At the same time, New York Fed President John Williams, who acts as the FOMC’s vice chair and has a permanent vote on the committee, said in a New York Times interview published on Monday, “I think we’re pretty close to what a peak rate would be,” although he stopped short of committing to a position on the issue.
Like other Fed officials, Harker welcomed recent data showing inflation has eased substantially from four-decade highs a year ago at this time, and he expects that to continue. Harker said he now expects the Personal Consumption Expenditures price index, stripped of food and energy costs, to drop to just below 4% by year end and to below 3% in 2024 before “leveling out at our 2% target in 2025.”

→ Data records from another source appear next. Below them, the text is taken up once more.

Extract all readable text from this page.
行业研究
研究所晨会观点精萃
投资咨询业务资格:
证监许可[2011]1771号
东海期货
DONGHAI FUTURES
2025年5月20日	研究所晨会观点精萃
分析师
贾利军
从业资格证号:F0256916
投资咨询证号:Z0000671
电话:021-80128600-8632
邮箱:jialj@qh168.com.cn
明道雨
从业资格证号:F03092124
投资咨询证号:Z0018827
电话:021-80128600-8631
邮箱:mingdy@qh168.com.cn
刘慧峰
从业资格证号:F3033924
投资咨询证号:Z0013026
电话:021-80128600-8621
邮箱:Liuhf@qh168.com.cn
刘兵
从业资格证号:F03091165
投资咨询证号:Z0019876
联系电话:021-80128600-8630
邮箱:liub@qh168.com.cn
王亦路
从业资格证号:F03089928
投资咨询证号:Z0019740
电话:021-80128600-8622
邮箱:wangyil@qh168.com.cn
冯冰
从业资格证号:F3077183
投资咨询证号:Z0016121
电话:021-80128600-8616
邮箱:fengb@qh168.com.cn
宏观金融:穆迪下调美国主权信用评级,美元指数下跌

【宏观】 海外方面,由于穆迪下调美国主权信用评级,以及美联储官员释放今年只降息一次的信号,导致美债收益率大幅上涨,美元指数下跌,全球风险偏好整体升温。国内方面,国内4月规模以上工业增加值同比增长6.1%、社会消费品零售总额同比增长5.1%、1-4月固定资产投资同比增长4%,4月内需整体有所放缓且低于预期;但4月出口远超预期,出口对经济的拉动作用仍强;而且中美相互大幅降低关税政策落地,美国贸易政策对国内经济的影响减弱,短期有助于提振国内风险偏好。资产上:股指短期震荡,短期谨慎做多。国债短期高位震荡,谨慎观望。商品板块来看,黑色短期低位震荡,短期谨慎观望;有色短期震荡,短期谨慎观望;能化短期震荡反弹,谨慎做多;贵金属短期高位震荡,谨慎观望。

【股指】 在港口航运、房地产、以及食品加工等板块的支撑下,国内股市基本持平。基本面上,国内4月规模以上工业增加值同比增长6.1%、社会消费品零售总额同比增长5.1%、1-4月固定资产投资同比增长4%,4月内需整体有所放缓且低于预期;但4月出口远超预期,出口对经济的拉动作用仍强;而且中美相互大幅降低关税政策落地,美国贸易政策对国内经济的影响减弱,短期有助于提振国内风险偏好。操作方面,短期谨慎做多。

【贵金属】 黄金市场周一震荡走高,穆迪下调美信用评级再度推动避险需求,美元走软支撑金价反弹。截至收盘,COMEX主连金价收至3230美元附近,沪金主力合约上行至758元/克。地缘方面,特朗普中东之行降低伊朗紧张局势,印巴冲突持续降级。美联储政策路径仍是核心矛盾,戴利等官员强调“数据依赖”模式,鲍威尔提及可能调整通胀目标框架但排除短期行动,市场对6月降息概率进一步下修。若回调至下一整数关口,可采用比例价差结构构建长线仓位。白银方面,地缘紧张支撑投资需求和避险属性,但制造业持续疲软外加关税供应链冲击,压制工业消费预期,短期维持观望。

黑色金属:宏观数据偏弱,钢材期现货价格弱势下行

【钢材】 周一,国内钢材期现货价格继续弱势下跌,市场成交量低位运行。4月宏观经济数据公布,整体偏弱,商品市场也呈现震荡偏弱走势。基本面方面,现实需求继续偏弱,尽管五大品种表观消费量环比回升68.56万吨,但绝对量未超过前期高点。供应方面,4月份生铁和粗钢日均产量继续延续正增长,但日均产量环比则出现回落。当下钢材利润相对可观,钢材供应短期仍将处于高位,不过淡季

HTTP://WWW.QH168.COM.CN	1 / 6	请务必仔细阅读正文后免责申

The Fed raised its benchmark policy rate by a quarter percentage point at its meeting last month to a range of 5.25% to 5.50%. Projections from policymakers at their June meeting signaled that a majority then expected another increase beyond that, but the recent easing in inflation has kindled a more fulsome debate over the matter.
Harker said he does expect a modest uptick in the unemployment rate, last at 3.5% in July, and a slowing in gross domestic product growth from its recent pace.
“In sum, I expect only a modest slowdown in economic activity to go along with a slow but sure disinflation,” Harker said. “In other words, I do see us on the flight path to the soft landing we all hope for and that has proved quite elusive in the past.”
Fed officials in the weeks ahead will receive a bounty of critical data on inflation, the job market and the wider economy that will fuel the debate when they convene again in September.
Next up is the Consumer Price Index for July due out on Thursday. That is expected to show the first year-over-year acceleration in inflation in a year, though that is seen as primarily driven by so-called “base effects” as readings from a year earlier drop out of the calculation. On a month-to-month basis, consumer prices are seen increasing 0.2%, the same rate as in June and still well below the elevated rates seen through last year.
Asked about the risk that inflation might suddenly re-accelerate, Harker said that’s not his expectation.
“Our forecast is not that inflation might spike back up,” Harker said in response to an audience member’s question.